José Leandro foi morto por asfixia e ordem para o crime teria vindo da principal liderança do PCC, que cumpre pena no estado de São Paulo, como retaliação pela morte da sobrinha de 12 anos de um dos acusados, ocorrida em Três Lagoas durante latrocínio efetuado pela vítima e um adolescente.

Segundo o Tribunal de Justiça de Mato Grosso do Sul (TJMS), vítima foi atraída para uma cela, onde foi comunicada que o comando da facção decidiu que o latrocínio cometido por ele se pagava com a vida.

Acusados deixaram a vítima escolher se queria cometer suicídio ou ser morta pelos demais integrantes do grupo. Momentos depois, ele foi obrigado a ingerir um coquetel de água com cocaína, para que a morte ocorresse por overdose.

Como a droga era de qualidade inferior, vítima apenas agonizou, razão pela qual os acusados decidiram asfixiá-lo. Depois da morte, eles tentaram ocultar as marcas com compressas de águas morna e levaram o corpo para outra cela, além de lavarem o local onde ocorreu o crime.

Juiz Rodrigo Pedrini Marcos, da 1ª Vara Criminal de Três Lagoas, pronunciou os nove acusados por homicídio triplamente qualificado e por integraram organização criminosa.

Além disso, sete foram pronunciados por fraude processual, por terem tentado modificar o local do crime, e também incidiu aumento de pena pelo crime ter sido praticado em grupo de extermínio.
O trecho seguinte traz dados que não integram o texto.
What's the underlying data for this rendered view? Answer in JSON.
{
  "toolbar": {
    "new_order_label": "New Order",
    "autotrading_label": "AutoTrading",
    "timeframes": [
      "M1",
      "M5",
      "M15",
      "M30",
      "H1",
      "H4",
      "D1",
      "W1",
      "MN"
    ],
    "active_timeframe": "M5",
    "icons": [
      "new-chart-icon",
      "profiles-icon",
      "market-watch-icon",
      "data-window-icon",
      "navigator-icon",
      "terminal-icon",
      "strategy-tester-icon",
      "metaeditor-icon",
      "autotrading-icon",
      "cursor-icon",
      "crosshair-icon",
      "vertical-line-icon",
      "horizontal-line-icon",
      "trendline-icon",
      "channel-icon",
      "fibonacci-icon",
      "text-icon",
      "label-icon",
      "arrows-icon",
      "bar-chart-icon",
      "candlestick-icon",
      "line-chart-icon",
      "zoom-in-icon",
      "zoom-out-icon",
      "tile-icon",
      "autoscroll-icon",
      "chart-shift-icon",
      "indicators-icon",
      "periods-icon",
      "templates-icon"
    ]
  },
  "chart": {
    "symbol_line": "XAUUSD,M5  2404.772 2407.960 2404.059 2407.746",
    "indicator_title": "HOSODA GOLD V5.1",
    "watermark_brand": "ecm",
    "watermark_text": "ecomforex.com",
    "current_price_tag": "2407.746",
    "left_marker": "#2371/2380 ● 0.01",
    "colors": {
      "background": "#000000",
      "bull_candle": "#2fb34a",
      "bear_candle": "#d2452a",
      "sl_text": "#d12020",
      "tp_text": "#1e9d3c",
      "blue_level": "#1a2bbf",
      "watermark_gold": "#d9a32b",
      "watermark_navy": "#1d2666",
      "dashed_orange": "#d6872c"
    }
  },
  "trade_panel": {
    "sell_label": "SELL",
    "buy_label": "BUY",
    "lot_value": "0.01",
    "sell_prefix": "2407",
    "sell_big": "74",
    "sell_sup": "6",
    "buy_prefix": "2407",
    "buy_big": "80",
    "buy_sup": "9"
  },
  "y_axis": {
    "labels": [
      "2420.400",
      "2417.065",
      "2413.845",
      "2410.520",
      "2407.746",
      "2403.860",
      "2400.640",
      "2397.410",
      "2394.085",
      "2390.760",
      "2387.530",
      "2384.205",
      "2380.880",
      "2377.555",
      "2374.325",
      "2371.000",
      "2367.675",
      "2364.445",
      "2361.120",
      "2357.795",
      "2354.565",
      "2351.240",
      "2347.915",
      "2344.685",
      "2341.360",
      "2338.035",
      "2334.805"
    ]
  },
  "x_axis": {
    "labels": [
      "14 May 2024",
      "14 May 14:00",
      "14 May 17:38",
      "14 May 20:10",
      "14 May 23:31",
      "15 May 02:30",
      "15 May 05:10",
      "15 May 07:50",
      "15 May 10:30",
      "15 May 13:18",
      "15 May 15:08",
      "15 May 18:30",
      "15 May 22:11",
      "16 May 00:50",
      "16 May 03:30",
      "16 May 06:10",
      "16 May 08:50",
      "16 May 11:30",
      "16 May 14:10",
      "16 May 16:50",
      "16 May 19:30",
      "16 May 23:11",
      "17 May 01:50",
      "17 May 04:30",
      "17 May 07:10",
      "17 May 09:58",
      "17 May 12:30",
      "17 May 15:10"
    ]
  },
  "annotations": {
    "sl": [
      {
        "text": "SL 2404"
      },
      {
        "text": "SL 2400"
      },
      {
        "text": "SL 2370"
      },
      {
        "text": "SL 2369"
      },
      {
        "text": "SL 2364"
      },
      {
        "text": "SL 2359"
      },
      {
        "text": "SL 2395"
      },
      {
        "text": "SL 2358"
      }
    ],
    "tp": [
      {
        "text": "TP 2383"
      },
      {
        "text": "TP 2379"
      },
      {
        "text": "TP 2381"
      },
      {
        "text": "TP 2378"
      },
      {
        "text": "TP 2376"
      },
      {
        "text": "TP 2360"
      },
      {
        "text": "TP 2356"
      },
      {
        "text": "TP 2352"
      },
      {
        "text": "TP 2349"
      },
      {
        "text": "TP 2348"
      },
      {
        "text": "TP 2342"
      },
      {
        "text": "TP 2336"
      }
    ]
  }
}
Contra outros três, que tinham função relevante na organização, também foi incidido o agravante de promoverem ou organizarem cooperação no crime, dirigindo a atividade dos demais.

OPERAÇÃO FLEGETONTE

Depois do crime, foi reconhecida a materialidade do crime, por meio de laudos de corpo de delito e do local do rime, e a autoria ficou comprovada por meio das investigações feitas pela Polícia Civil e pelo Grupo de Atuação Especial contra o Crime Organizado (Gaeco).

Pedidos de prisão preventiva foram deferidos pela Justiça e polícias Civil e Militar do Estado, com apoio da Polícia Civil de São Paulo e da Polícia Federal, deflagraram a operação Flegetonte, em dezembro de 2015, para cumprimento dos mandados de prisão e desarticulação da organização criminosa.

Todos os acusados permanecerão presos até o julgamento pelo plenário do Tribunal do Júri de Três Lagoas, não sendo facultado o recurso em liberdade.